JPF-MBP:~ johnfinnigan$ netMHC -h
Usage: netMHC.py [options] file

Options:
  --version             show program's version number and exit
  -h, --help            show this help message and exit
  -a STR, --mhc=STR     Allele names ( ',' -separated)
  -l NUM, --peplen=NUM  Length of subpeptides to predict
  -x STR, --xls=STR     Name of tab separated output file
  -s, --sort            Sort output on descending affinity
  -p, --peptide         infile is in peptide format
  -n, --nodirect        Do not use direct prediction (use 9mer aproximation)
  -b, --noblacklist     Do not use blacklist
  -A, --Alleles         Show available alleles and exit
tavinathanson commented 8 years ago

@JPFinnigan What does netMHC --version give you? And can you call netMHC from anywhere (i.e. is it on your PATH)?

JPFinnigan commented 8 years ago

@tavinathanson. I've added all of the predictors topiary uses to my path. I'm also working w/ NetMHC 3.4 (afaik v 4.0 is not available as a stand-along predictor).

JPF-MBP:~ johnfinnigan$ netMHC --version
3.4

HTH

tavinathanson commented 8 years ago

@JPFinnigan I'm having trouble reproducing that error; what versions of mhctools and topiary are you using?

JPFinnigan commented 8 years ago

Using, 0.2.1. Maybe I'm doing something incorrectly. But, Topiary runs just fine w/ netmhcpan, netmhccons, netmhciipan.

tavinathanson commented 8 years ago

@JPFinnigan What version of topiary are you using? What does your directory path to netMHC look like? And what's the output of stat -f "%OLp" <path_to_executable>/netMHC?

JPFinnigan commented 8 years ago

1) Topiary v. 0.2.1.

2)

jpf-mbp:~ johnfinnigan$ echo $PATH
:/Users/johnfinnigan/Desktop/Utilities/NetMHC/netMHC-3.4:

3)

jpf-mbp:~ johnfinnigan$ stat -f "%OLp" /Users/johnfinnigan/Desktop/Utilities/NetMHC/netMHC-3.4/netMHC
755
iskandr commented 8 years ago

@tavinathanson Did our version guessing with mhctools.NetMHC fix this?
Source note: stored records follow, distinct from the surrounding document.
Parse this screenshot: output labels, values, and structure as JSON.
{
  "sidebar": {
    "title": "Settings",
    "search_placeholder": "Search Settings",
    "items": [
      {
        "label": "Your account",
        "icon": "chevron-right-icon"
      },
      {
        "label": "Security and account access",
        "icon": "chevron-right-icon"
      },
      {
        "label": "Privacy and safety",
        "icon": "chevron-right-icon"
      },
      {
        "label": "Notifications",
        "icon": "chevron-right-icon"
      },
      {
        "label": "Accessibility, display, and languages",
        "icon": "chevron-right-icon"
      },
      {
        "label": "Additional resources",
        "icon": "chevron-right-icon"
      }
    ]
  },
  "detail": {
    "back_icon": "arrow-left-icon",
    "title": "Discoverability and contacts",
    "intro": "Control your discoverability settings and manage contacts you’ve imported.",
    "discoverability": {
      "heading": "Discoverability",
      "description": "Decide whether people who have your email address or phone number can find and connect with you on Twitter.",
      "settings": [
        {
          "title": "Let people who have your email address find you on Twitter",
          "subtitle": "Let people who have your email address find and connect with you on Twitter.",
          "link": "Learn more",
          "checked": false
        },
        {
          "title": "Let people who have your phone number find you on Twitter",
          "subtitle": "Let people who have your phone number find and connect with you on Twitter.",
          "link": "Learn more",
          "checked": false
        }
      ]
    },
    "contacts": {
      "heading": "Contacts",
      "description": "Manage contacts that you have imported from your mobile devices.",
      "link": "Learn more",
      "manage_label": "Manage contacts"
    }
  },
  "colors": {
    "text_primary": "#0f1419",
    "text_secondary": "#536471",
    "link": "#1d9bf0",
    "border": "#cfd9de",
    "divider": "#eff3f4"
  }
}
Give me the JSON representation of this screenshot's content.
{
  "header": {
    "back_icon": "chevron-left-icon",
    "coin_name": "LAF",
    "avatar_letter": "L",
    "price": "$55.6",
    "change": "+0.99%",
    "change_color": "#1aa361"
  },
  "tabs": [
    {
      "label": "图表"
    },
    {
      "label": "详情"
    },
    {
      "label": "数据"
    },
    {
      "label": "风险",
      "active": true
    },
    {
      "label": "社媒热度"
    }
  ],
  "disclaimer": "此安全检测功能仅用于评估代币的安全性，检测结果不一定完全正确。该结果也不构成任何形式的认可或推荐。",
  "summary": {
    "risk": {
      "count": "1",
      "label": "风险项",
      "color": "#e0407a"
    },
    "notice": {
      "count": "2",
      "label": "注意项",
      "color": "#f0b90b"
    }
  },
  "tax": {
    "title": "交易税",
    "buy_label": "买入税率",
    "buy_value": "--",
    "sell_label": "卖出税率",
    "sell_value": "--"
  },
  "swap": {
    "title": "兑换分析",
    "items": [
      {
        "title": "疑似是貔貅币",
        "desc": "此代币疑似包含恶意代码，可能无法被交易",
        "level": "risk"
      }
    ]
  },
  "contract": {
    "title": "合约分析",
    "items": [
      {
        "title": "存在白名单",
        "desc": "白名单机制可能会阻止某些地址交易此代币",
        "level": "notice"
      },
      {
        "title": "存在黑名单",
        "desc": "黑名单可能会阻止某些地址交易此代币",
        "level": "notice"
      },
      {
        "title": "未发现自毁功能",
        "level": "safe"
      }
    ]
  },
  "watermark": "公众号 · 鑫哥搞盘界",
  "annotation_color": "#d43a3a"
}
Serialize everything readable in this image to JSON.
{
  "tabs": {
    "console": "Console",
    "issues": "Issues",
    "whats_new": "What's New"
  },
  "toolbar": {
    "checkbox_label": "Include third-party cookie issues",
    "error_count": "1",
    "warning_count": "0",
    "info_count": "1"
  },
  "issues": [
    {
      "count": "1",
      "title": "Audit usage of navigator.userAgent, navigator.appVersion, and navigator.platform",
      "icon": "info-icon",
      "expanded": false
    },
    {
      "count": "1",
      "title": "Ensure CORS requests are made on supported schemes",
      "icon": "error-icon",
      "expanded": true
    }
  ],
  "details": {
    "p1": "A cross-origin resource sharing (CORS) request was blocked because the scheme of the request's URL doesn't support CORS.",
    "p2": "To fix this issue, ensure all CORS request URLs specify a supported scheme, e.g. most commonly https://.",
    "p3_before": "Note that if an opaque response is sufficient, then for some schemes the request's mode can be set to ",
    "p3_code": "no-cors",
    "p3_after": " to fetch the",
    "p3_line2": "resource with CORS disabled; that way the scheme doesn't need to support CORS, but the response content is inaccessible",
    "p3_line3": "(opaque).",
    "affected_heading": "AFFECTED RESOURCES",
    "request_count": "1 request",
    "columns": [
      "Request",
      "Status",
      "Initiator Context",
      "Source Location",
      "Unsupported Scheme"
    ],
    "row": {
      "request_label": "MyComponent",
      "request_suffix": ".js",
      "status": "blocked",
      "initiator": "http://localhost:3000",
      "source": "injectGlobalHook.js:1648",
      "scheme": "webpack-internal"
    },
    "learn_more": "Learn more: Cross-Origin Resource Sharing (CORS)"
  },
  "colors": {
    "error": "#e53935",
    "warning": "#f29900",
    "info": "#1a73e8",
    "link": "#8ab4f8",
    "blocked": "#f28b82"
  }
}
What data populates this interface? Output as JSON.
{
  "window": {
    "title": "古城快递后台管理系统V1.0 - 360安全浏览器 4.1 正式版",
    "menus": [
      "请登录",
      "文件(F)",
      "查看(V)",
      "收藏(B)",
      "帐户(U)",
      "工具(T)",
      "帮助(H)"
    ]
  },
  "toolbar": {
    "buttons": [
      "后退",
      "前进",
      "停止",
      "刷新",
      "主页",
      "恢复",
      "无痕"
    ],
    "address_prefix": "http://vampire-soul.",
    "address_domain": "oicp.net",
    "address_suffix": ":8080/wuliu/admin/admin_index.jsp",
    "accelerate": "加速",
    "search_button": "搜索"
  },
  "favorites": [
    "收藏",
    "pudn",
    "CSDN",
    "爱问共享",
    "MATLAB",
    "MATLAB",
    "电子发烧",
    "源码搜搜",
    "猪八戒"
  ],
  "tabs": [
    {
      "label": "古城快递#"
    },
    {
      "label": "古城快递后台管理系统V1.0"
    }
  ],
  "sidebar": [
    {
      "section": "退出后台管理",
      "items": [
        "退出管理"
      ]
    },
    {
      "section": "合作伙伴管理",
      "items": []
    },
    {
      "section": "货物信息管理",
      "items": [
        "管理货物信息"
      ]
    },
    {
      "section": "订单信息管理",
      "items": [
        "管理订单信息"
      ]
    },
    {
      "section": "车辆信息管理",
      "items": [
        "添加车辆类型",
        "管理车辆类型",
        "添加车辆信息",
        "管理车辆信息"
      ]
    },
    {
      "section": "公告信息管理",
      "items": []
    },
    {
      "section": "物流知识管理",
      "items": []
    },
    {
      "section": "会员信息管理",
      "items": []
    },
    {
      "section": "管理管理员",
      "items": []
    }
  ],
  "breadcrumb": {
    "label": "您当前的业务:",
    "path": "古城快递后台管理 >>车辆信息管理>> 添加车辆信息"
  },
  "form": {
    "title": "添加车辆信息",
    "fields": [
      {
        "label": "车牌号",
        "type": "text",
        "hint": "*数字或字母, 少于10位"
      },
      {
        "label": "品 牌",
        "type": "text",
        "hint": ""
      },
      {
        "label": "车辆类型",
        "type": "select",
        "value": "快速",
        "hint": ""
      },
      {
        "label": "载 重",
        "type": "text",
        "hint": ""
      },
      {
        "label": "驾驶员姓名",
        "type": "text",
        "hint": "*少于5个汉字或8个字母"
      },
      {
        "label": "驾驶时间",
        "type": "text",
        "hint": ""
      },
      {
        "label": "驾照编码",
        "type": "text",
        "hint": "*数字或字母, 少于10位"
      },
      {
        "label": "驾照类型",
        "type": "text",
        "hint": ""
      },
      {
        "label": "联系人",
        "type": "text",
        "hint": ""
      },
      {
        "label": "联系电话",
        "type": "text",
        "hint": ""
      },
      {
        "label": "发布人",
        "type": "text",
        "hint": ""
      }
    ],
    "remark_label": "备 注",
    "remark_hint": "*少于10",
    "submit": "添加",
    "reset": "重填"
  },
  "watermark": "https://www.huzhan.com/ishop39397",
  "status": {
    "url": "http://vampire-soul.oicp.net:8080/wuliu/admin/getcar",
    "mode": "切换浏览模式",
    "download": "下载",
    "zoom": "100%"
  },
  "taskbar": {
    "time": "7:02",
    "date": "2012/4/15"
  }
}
tavinathanson commented 8 years ago

@iskandr No, this is an issue that @JPFinnigan had before I mucked with this round of changes and that he still has after the fixes. I haven't yet figured out what the issue is (i.e. why he gets Failed to run netMHC -A when that works for him on the command line).

iskandr commented 7 years ago

@tavinathanson I'm guessing this is fixed now with the newer version sniffing in MHCtools. What do you think?

tavinathanson commented 7 years ago

@iskandr not sure, but this is old enough that we should probably close as not reproducible until it pops up again.